St Leonards Street, Bromley c1894 (previously Four Mills Street)
Three families can be found living at 8 Hope Terrace, Bromley in Middlesex at the time of the 1851 census. This was some four decades before London officially became a county in its own right and the Bromley concerned was what is now known as Bromley-by-Bow in East London. The families were:
Henry & Susan Enever and 3 children (Sarah Jane 6years old, Ann Margaret 3 and Henry Joseph 7months)
William & Eliza Pitt and 3 children (aged 12, 9 & 7)
George & Harriett Westcott and 3 children (aged 7, 3 and 1) plus a 15 year-old servant, George was an Inland Revenue Officer.
Three families and a total of 16 people were therefore living in the one house. The survey doesn't record the number of rooms in the house but it is unlikely to have been a large house, standing as it was in a terrace on Four Mills Street, now St Leonards Street. The southern end of the street, where Hope Terrace would have been, was demolished to build the Blackwall Tunnel Northen Approach road.
Ennever family Betterton Street,
St Giles in the Fields, Holborn, London
In the 1891 census 8 families were living at 32 Betterton Street with John Ennever, his wife and five children occupying two rooms. Also in the house were George Wilson, his wife and six children occupying one room, George Glosters, his wife and son in two rooms, Matilda Lessels and three children, two in their 20s, in another two rooms, Jane Dean and and five children in two rooms, Robert Smith and five children and his mother in two rooms, Cusper Spicer(?), his wife and four children in 2 rooms and finally Francis Leadbrook, his wife and two children also in two rooms. This made a total of 45 people from 8 families living in the one house.
Now in the heart of the fashionable Covent Garden area it is almost certain that this house has been demolished to make way for offices or flats. A one-bedroom flat in Betterton Street was advertised in 2007 for £365,000.
The Fergusson family were living in York Street, St Marylebone in the 1891 census and consisted of James and Williamina (or Wilhelmina) and their young son, John Kennedy Fergusson, aged 5 months. The census records them living in one room and sharing the house with eight other families. In total sixteen adults and six children ranging in age from 5 months to twelve lived in the house.

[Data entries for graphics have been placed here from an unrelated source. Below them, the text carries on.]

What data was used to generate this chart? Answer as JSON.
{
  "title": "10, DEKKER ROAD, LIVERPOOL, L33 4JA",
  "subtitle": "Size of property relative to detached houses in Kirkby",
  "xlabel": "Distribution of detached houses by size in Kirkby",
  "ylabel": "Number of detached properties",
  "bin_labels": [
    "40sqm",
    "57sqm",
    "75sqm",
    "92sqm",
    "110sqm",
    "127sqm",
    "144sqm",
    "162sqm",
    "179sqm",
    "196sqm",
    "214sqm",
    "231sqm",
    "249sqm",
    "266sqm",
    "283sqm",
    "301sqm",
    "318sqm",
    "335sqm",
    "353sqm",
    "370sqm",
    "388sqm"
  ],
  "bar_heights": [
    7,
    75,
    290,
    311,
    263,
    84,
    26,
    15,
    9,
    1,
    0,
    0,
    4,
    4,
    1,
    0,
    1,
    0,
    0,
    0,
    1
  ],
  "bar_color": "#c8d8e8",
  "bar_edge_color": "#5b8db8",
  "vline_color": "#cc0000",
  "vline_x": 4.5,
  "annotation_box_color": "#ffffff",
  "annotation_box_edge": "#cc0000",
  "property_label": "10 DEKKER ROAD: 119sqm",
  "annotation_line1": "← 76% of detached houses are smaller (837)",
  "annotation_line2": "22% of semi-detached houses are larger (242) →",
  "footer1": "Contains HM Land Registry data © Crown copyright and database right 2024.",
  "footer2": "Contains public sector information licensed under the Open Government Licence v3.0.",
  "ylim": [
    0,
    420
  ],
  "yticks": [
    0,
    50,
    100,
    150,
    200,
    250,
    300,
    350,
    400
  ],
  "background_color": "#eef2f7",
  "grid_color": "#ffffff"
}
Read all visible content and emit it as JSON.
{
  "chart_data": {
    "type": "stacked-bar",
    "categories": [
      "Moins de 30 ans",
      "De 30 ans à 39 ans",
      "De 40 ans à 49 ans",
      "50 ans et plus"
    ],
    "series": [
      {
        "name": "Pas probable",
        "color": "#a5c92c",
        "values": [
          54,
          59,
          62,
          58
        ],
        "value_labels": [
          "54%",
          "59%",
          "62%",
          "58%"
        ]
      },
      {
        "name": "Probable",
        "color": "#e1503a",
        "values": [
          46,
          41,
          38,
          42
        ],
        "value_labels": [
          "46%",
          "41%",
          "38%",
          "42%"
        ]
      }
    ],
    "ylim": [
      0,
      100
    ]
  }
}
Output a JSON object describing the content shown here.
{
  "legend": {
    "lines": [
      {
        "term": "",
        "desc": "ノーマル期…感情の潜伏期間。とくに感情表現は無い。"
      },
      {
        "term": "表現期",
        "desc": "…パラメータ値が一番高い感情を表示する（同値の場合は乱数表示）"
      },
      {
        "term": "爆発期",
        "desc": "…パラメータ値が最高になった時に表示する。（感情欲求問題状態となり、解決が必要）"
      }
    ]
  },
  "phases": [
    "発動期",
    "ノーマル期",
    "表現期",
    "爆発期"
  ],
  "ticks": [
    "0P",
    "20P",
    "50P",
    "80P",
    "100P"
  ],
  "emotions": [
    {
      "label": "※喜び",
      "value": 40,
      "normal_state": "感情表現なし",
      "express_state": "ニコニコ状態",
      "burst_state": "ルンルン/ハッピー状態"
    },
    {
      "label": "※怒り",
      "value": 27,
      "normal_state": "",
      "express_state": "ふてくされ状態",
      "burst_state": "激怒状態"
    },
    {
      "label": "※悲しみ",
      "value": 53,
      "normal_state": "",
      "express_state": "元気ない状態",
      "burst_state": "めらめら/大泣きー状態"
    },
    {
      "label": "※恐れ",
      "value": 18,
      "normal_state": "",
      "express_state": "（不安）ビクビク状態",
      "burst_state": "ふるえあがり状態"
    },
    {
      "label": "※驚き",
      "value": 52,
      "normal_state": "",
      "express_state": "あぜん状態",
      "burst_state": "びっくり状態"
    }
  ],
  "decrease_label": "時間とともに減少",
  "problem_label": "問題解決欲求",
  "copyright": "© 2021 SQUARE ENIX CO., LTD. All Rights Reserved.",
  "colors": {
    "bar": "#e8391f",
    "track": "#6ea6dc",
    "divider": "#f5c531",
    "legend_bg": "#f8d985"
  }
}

In the 1871 census James John Illingworth and his family are sharing a house at 9 Turville Street with eight other families and a total of 31 people are living in the house. British History Online records Turville Street in 1874 as "being in the heart of the slums".
In the 1901 census four Thorogood families were living at 4 Rose Lane in Ratcliff, London. They consisted of:
William Thorowgood, Eliza his wife and three of their children, occupying two rooms
James, William's brother, his wife Alice and eight of their eleven children, occupying three rooms
James Thorogood, James's son, his wife Florence and their three young children, occupying one room. Their daughter Florence's daughter, Florence Laws, married Francis Robert Ennever in 1946.
Andrew Thorogood, also James's son, his wife Hannah and their three young children also occupying one room
Four families, a total of 9 adults, 3 teenagers and 12 other children were occupying just 7 rooms.
Rose Lane c1870, courtesy of Ordnance Survey Maps
Rose Lane would not have been an affluent area backing as it did on to the London and Blackwall Railway line. It was partially demolished during the construction of the Rotherhithe tunnel approach roads and is now called Ratcliff Lane. It is immediately south of Limehouse DLR Station, previously Stepney Junction and runs parallel to the Commercial Road.